2. Quelqu'un pèche dans le coeur de deux manières : par mépris du bien, et par zèle pour le mal. Il arrive que l'un pèche par faiblesse, l'autre par ignorance. Mais lorsqu'il s'agit d'une ignorance simulée, alors le péché est grave : « Ils ont dit à Dieu : Retire-toi de nous ; nous ne voulons pas connaître tes voies. » Et c'est pourquoi il dit : il n'a pas voulu [acquérir] l'intelligence pour qu'il fit bien ; aussi a-t-il voulu comprendre avec curiosité, et non dans le but de bien agir : « Ils sont intelligents pour faire le mal, mais faire le bien, ils ne le savent pas. » Semblablement l'homme pèche parfois par zèle pour la malice ; aussi dit-il : Il a médité l'iniquité sur son lit, c'est-à-dire dans son coeur : « La pensée de l'insensé est péché ; et c'est l'abomination des hommes que le médisant. »
il s'est arrêté. Ici il expose ce qui est commis en acte.
a) Et il commence par exposer la collaboration de l'homme injuste avec le mal.
b) Puis le fait qu'il ne s'oppose pas au mal.
a. En parlant de sa collaboration avec le mal il dit : il s'est arrêté dans toute voie qui n'était pas bonne, c'est-à-dire a vécu et a donné sa faveur à toute voie mauvaise, ou bien à tout acte mauvais : « Les rois de la terre se sont levés. »

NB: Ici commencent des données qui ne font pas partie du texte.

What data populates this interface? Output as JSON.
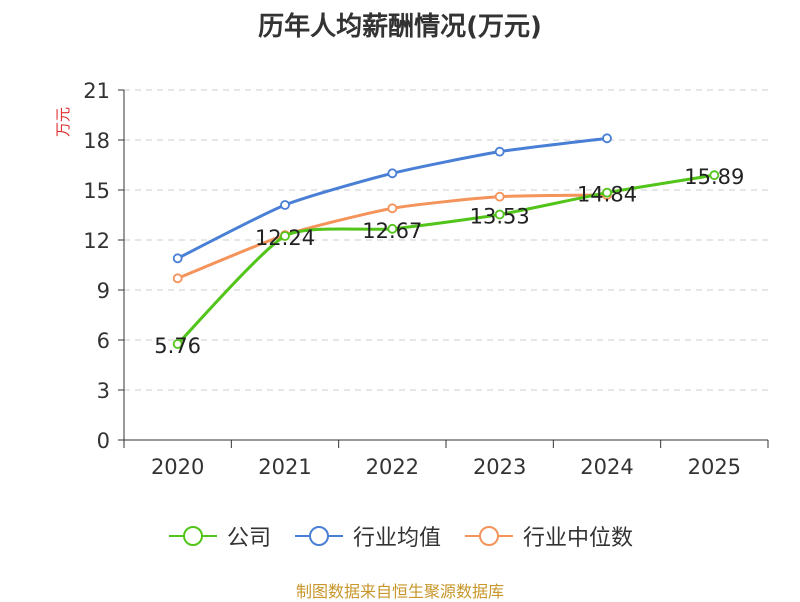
{
  "chart_data": {
    "type": "line",
    "title": "历年人均薪酬情况(万元)",
    "ylabel": "万元",
    "xlabel": "",
    "categories": [
      "2020",
      "2021",
      "2022",
      "2023",
      "2024",
      "2025"
    ],
    "ylim": [
      0,
      21
    ],
    "yticks": [
      0,
      3,
      6,
      9,
      12,
      15,
      18,
      21
    ],
    "grid": true,
    "legend_position": "bottom",
    "series": [
      {
        "name": "公司",
        "color": "#52c41a",
        "values": [
          5.76,
          12.24,
          12.67,
          13.53,
          14.84,
          15.89
        ],
        "labels": [
          "5.76",
          "12.24",
          "12.67",
          "13.53",
          "14.84",
          "15.89"
        ]
      },
      {
        "name": "行业均值",
        "color": "#4a7fd6",
        "values": [
          10.9,
          14.1,
          16.0,
          17.3,
          18.1,
          null
        ]
      },
      {
        "name": "行业中位数",
        "color": "#f4935a",
        "values": [
          9.7,
          12.3,
          13.9,
          14.6,
          14.7,
          null
        ]
      }
    ]
  },
  "source_note": "制图数据来自恒生聚源数据库"
}
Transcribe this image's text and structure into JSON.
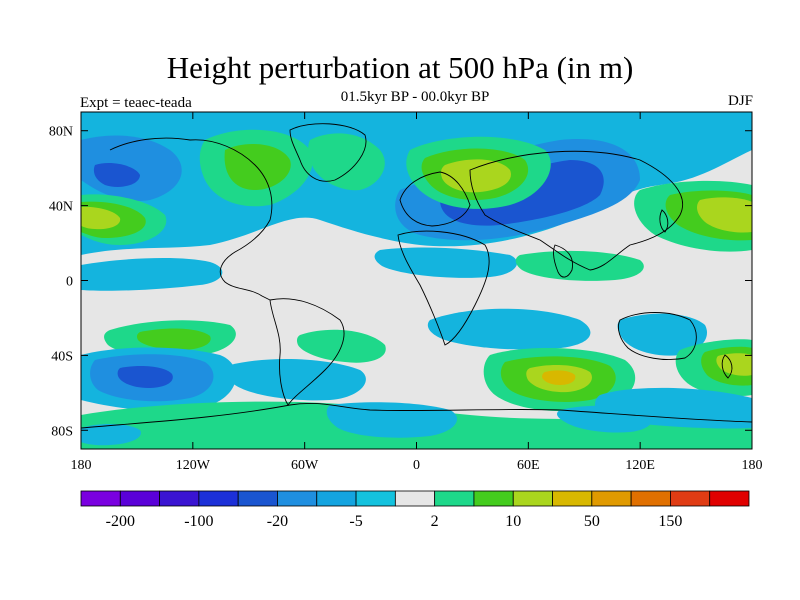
{
  "title": "Height perturbation at 500 hPa (in m)",
  "subtitle": "01.5kyr BP - 00.0kyr BP",
  "left_label": "Expt = teaec-teada",
  "right_label": "DJF",
  "map": {
    "projection": "cylindrical-equidistant",
    "lon_range": [
      -180,
      180
    ],
    "lat_range": [
      -90,
      90
    ],
    "background_color": "#e6e6e6",
    "coastline_color": "#000000",
    "lon_ticks": [
      {
        "value": -180,
        "label": "180"
      },
      {
        "value": -120,
        "label": "120W"
      },
      {
        "value": -60,
        "label": "60W"
      },
      {
        "value": 0,
        "label": "0"
      },
      {
        "value": 60,
        "label": "60E"
      },
      {
        "value": 120,
        "label": "120E"
      },
      {
        "value": 180,
        "label": "180"
      }
    ],
    "lat_ticks": [
      {
        "value": 80,
        "label": "80N"
      },
      {
        "value": 40,
        "label": "40N"
      },
      {
        "value": 0,
        "label": "0"
      },
      {
        "value": -40,
        "label": "40S"
      },
      {
        "value": -80,
        "label": "80S"
      }
    ],
    "colors": {
      "neg_strong": "#1a55d0",
      "neg_mid": "#1f8fe0",
      "neg_weak": "#14b4de",
      "pos_weak": "#1ed88a",
      "pos_mid": "#44cc1e",
      "pos_strong": "#aad61e",
      "pos_peak": "#d8b800"
    }
  },
  "colorbar": {
    "colors": [
      "#7a00e0",
      "#5a00d8",
      "#3a14d2",
      "#1c30d8",
      "#1a55d0",
      "#1f8fe0",
      "#14a4e0",
      "#14c2de",
      "#e6e6e6",
      "#1ed88a",
      "#44cc1e",
      "#aad61e",
      "#d8b800",
      "#e09a00",
      "#e07000",
      "#e03c14",
      "#e00000"
    ],
    "labels": [
      {
        "text": "-200",
        "boundary": 1
      },
      {
        "text": "-100",
        "boundary": 3
      },
      {
        "text": "-20",
        "boundary": 5
      },
      {
        "text": "-5",
        "boundary": 7
      },
      {
        "text": "2",
        "boundary": 9
      },
      {
        "text": "10",
        "boundary": 11
      },
      {
        "text": "50",
        "boundary": 13
      },
      {
        "text": "150",
        "boundary": 15
      }
    ]
  }
}
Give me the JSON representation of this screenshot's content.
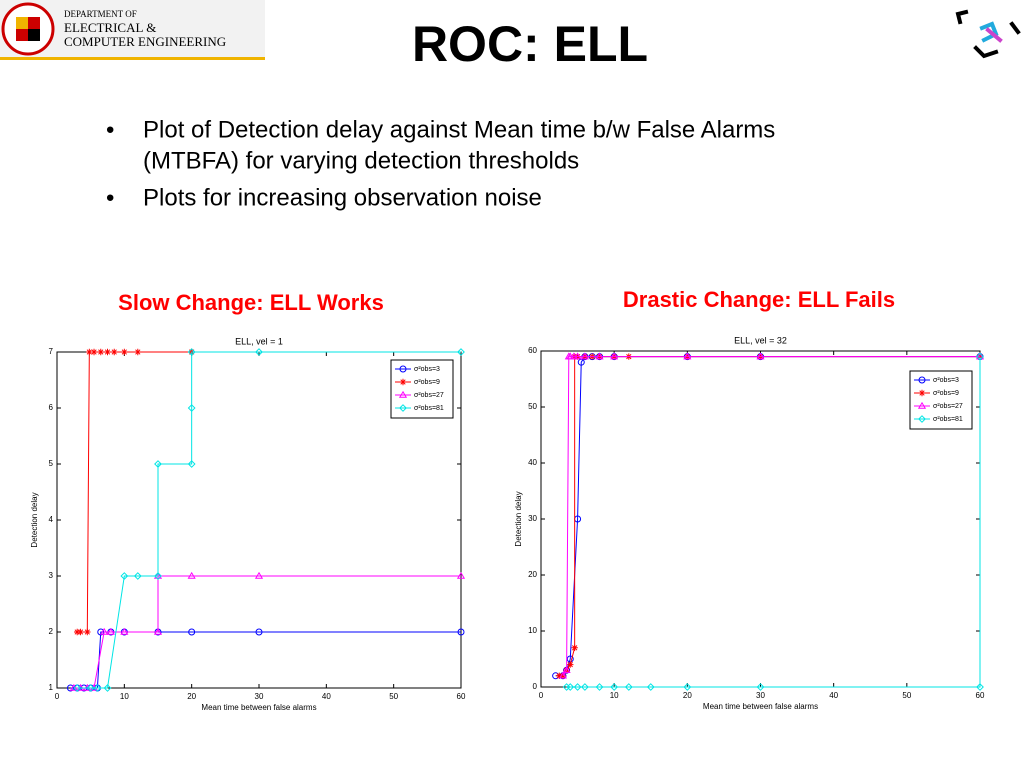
{
  "slide": {
    "logo_lines": [
      "DEPARTMENT OF",
      "ELECTRICAL &",
      "COMPUTER ENGINEERING"
    ],
    "title": "ROC: ELL",
    "bullets": [
      "Plot of Detection delay against Mean time b/w False Alarms",
      "(MTBFA) for varying detection thresholds",
      "Plots for increasing observation noise"
    ],
    "captions": [
      "Slow Change: ELL Works",
      "Drastic Change: ELL Fails"
    ]
  },
  "chart_data": [
    {
      "type": "line",
      "title": "ELL, vel = 1",
      "x_label": "Mean time between false alarms",
      "y_label": "Detection delay",
      "xlim": [
        0,
        60
      ],
      "xticks": [
        0,
        10,
        20,
        30,
        40,
        50,
        60
      ],
      "ylim": [
        1,
        7
      ],
      "yticks": [
        1,
        2,
        3,
        4,
        5,
        6,
        7
      ],
      "legend": "upper right",
      "series": [
        {
          "name": "σ²obs=3",
          "color": "#0000ff",
          "marker": "circle",
          "x": [
            2,
            3,
            4,
            5,
            6,
            6.5,
            8,
            10,
            15,
            20,
            30,
            60
          ],
          "values": [
            1,
            1,
            1,
            1,
            1,
            2,
            2,
            2,
            2,
            2,
            2,
            2
          ]
        },
        {
          "name": "σ²obs=9",
          "color": "#ff0000",
          "marker": "star",
          "x": [
            3,
            3.5,
            4.5,
            4.8,
            5.5,
            6.5,
            7.5,
            8.5,
            10,
            12,
            20
          ],
          "values": [
            2,
            2,
            2,
            7,
            7,
            7,
            7,
            7,
            7,
            7,
            7
          ]
        },
        {
          "name": "σ²obs=27",
          "color": "#ff00ff",
          "marker": "triangle",
          "x": [
            2.5,
            3.5,
            4.5,
            5.5,
            7,
            8,
            10,
            15,
            15,
            20,
            30,
            60
          ],
          "values": [
            1,
            1,
            1,
            1,
            2,
            2,
            2,
            2,
            3,
            3,
            3,
            3
          ]
        },
        {
          "name": "σ²obs=81",
          "color": "#00e5e5",
          "marker": "diamond",
          "x": [
            3,
            5,
            6,
            7.5,
            10,
            12,
            15,
            15,
            20,
            20,
            20,
            30,
            60
          ],
          "values": [
            1,
            1,
            1,
            1,
            3,
            3,
            3,
            5,
            5,
            6,
            7,
            7,
            7
          ]
        }
      ]
    },
    {
      "type": "line",
      "title": "ELL, vel = 32",
      "x_label": "Mean time between false alarms",
      "y_label": "Detection delay",
      "xlim": [
        0,
        60
      ],
      "xticks": [
        0,
        10,
        20,
        30,
        40,
        50,
        60
      ],
      "ylim": [
        0,
        60
      ],
      "yticks": [
        0,
        10,
        20,
        30,
        40,
        50,
        60
      ],
      "legend": "upper right",
      "series": [
        {
          "name": "σ²obs=3",
          "color": "#0000ff",
          "marker": "circle",
          "x": [
            2,
            3,
            3.5,
            4,
            5,
            5.5,
            6,
            7,
            8,
            10,
            20,
            30,
            60
          ],
          "values": [
            2,
            2,
            3,
            5,
            30,
            58,
            59,
            59,
            59,
            59,
            59,
            59,
            59
          ]
        },
        {
          "name": "σ²obs=9",
          "color": "#ff0000",
          "marker": "star",
          "x": [
            2.5,
            3,
            3.5,
            4,
            4.6,
            4.6,
            5,
            6,
            7,
            8,
            10,
            12,
            20,
            30,
            60
          ],
          "values": [
            2,
            2,
            3,
            4,
            7,
            59,
            59,
            59,
            59,
            59,
            59,
            59,
            59,
            59,
            59
          ]
        },
        {
          "name": "σ²obs=27",
          "color": "#ff00ff",
          "marker": "triangle",
          "x": [
            3,
            3.5,
            3.8,
            4,
            4.5,
            5,
            6,
            8,
            10,
            20,
            30,
            60
          ],
          "values": [
            2,
            3,
            59,
            59,
            59,
            59,
            59,
            59,
            59,
            59,
            59,
            59
          ]
        },
        {
          "name": "σ²obs=81",
          "color": "#00e5e5",
          "marker": "diamond",
          "x": [
            3.5,
            4,
            5,
            6,
            8,
            10,
            12,
            15,
            20,
            30,
            60,
            60
          ],
          "values": [
            0,
            0,
            0,
            0,
            0,
            0,
            0,
            0,
            0,
            0,
            0,
            59
          ]
        }
      ]
    }
  ]
}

b. En parlant de son opposition au mal il dit : la malice, il ne l'a point haïe. - « Tu as aimé la malice plus que la bénignité ; et un langage d'iniquité plutôt que d'équité. » - « Comme le mal est doux à sa bouche, il le cachera sous sa langue. »
6 Seigneur, dans le ciel est ta miséricorde ; et ta vérité [s'élève] jusqu'aux nues. 7a Ta justice est comme les montagnes de Dieu, tes jugements sont un abîme profond.
II. Ici le psalmiste montre ce qu'il a reçu de Dieu.
A) Et il énumère d'abord les biens eux-mêmes.
B) Puis il demande que ces biens lui soient donnés : 11 Étends ta miséricorde, etc.
A. En énumérant ces biens il fait deux choses.
1) Il commence par faire connaître la cause des biens qu'il a reçus de Dieu.
2) Puis il énumère les biens eux-mêmes : les hommes et les animaux.
1. Et il commence :
a) Par faire valoir la cause.
b) Puis il fait connaître la profondeur des effets : tes jugements sont un abîme profond.
a. Tout ce que Dieu fait en nous est dû ou bien à sa justice, ou bien à sa miséricorde, ou bien à sa vérité.
À sa justice, lorsqu'il récompense en vertu des mérites.
À sa vérité, lorsqu'il récompense ce qu'il promet.
À sa miséricorde, lorsqu'elle dépasse les mérites et les promesses.
Donnons une preuve de ces trois choses.
La justice de Dieu est élevée, car nul ne mérite au point que Dieu rende davantage. La vérité est plus élevée, car Dieu promet et s'acquitte d'une dette que nous n'avons jamais méritée, comme l'Incarnation, et d'autres choses qui sont relatives au mystère de la Rédemption. Mais la miséricorde est la plus élevée, parce qu'il accorde ce que nous ne pouvons pas imaginer : « Ce que l'oeil n'a point vu, ce que l'oreille n'a point entendu, ce qui n'est point monté dans le coeur de l'homme, ce que Dieu a préparé à ceux qui l'aiment. » Et c'est pourquoi il compare la justice aux montagnes, la vérité aux nues, lesquelles sont plus élevées, la miséricorde aux cieux, lesquels surpassent toutes choses.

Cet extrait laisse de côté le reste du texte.